Excerpt from the Book
Excerpt from the Book
I chose a Friday in April to spend my first night in the cabin. There was still no roof cover, and the walls remained unsheathed. In other words, it was a frame, open to the weather. I drove up from Boston, arrived an hour before dark and spread my sleeping bag on the deck. I heard a commotion of splashing on the pond below. It sounded like slap, splash—slap, splash—slap, splash! I had to have a look.
I walked down the path to the pond and saw one Canada goose madly chasing another. Neither was fully lifting from the water—they were sort of running and flapping over the surface, one clearly in pursuit of the other. The splashes looked like machine-gun fire hitting the water. I was witnessing two males in combat over an unseen female. In the mating season, a female goose selects the male based on his ability to protect her, and what was probably occurring in front of me was a powerful male demonstrating his prowess to a keenly observing female. Once geese are paired, the mating is an elaborate ballet.
It begins with the male and female facing each other, undulating their long necks and making soft goose sounds, which is like dry wood being dragged gently over slate. It is a sound that seems to contain both effort and pleasure. When the moment comes for the act of mating, they go off by themselves, at night and on the water, in a kind of private tryst. The male and female extend their necks horizontally to the water, dipping their beaks. The female spreads her wings over the surface of the water and slightly submerges. Upon completion of copulation, the female bathes herself with the male watching, and then the male bathes himself as she observes. The watery ruckus unfolding in front of me was a prelude to the courtship and promised that I would have fluffy goslings in the pond in another month.

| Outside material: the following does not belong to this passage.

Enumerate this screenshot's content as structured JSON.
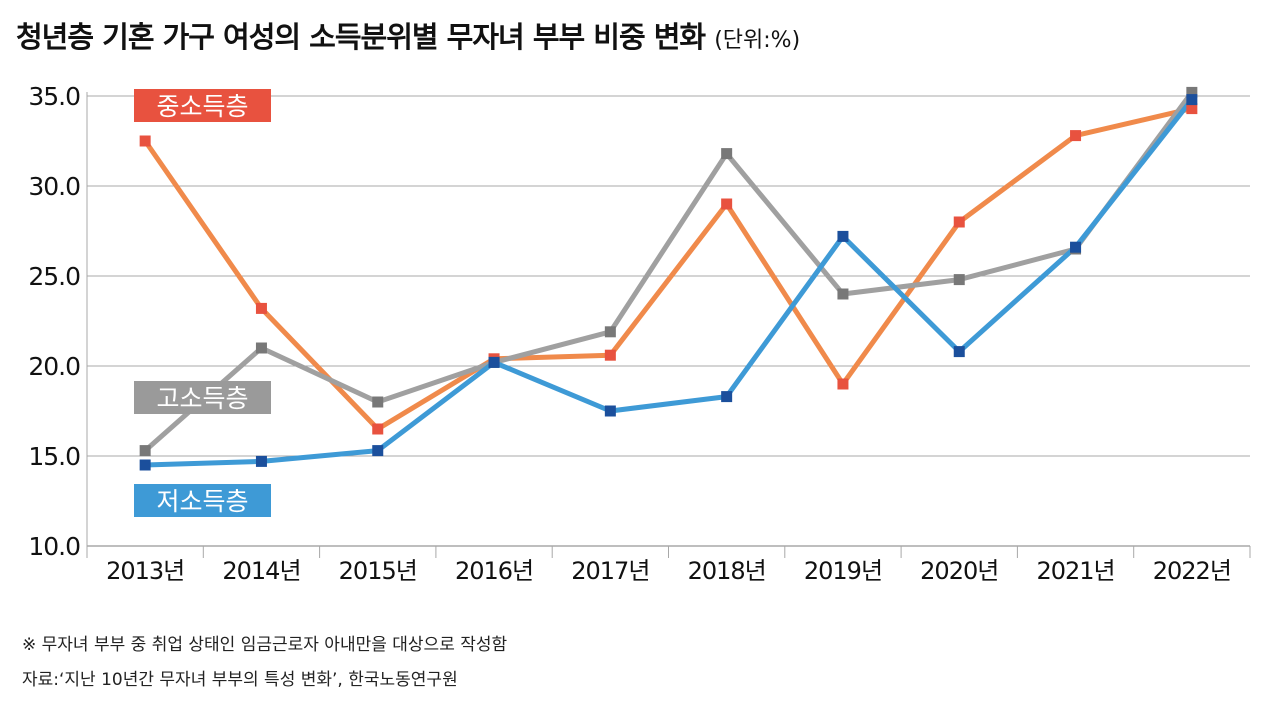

I still had time before dark, and it was too early to crawl into the sleeping bag, so I walked down Adams Road and turned down Cold Brook, following it downstream. I came to a beaver pond that I had been unaware of. It had been created by a mud dam that held back a small tributary to the brook. A couple of swallows swooped over the water, picking insects out of the air, and then I saw a beaver making his way across the pond, only his big head breaking through the surface. He spotted me and gave me the angry slap. He went down and did not come back up. I waited quietly. I walked a little farther to an open place near the brook and listened. This seemed to be a perfect place to hear woodcock whistling. It was the time of year for their courtship display of high flights and sudden twisting drops, but I heard nothing except the sweet melody of the peepers, which was its own reward. It is among the brightest and most cheerful sounds of the woods.
The sun was setting now, so I headed back. I reached the big pond, and the sun’s rays lit the trees along the far shore and sent a red glow over the water’s still surface. Once again, I witnessed that incredible bowl of light—this time as it was rapidly losing its luminescence, like a gas lamp that has been shut but whose glow takes a few seconds to extinguish.
I returned to the cabin, taking my time along the way to examine the hillside. I arranged my sleeping bag and slipped into it. The deck was hard, but at least it was flat and without rocks as there would have been had I been sleeping on the ground. I was using my son Adam’s sleeping bag, a fancy mummy bag from L.L.Bean. It had a little hood that rolled up into a small pillow. The peepers were singing loudly, and occasionally I felt a cool puff of damp spring air come up from below when the wind lifted. The air smelled of the wet thawing ground and the new season. Somewhere off in the distance I heard an owl’s windy nine-syllable hoot: Whoo cooks for you, whoo cooks for you all?
The stars shone brightly in the sky, and I watched them through the crossbeams of the cabin frame. It was as if I were looking through the rigging of a sailing ship, maybe a coastwise schooner making its way down the Atlantic shore. I folded my hands behind my head and stared upward. Another gentle damp breeze blew across the deck, and I imagined my cabin lifting into the sky like some heavenly gaff-rigged raft, ascending into the night sky toward the stars, tacking toward Polaris and then hauling south and west toward Orion and bright Betelgeuse, and eastward for a closer look at the planet Saturn, and silently, behind a big spinnaker full of moonlight, sailing home again. I fell asleep to the sound of the geese gabbing away in the pond, here on Earth.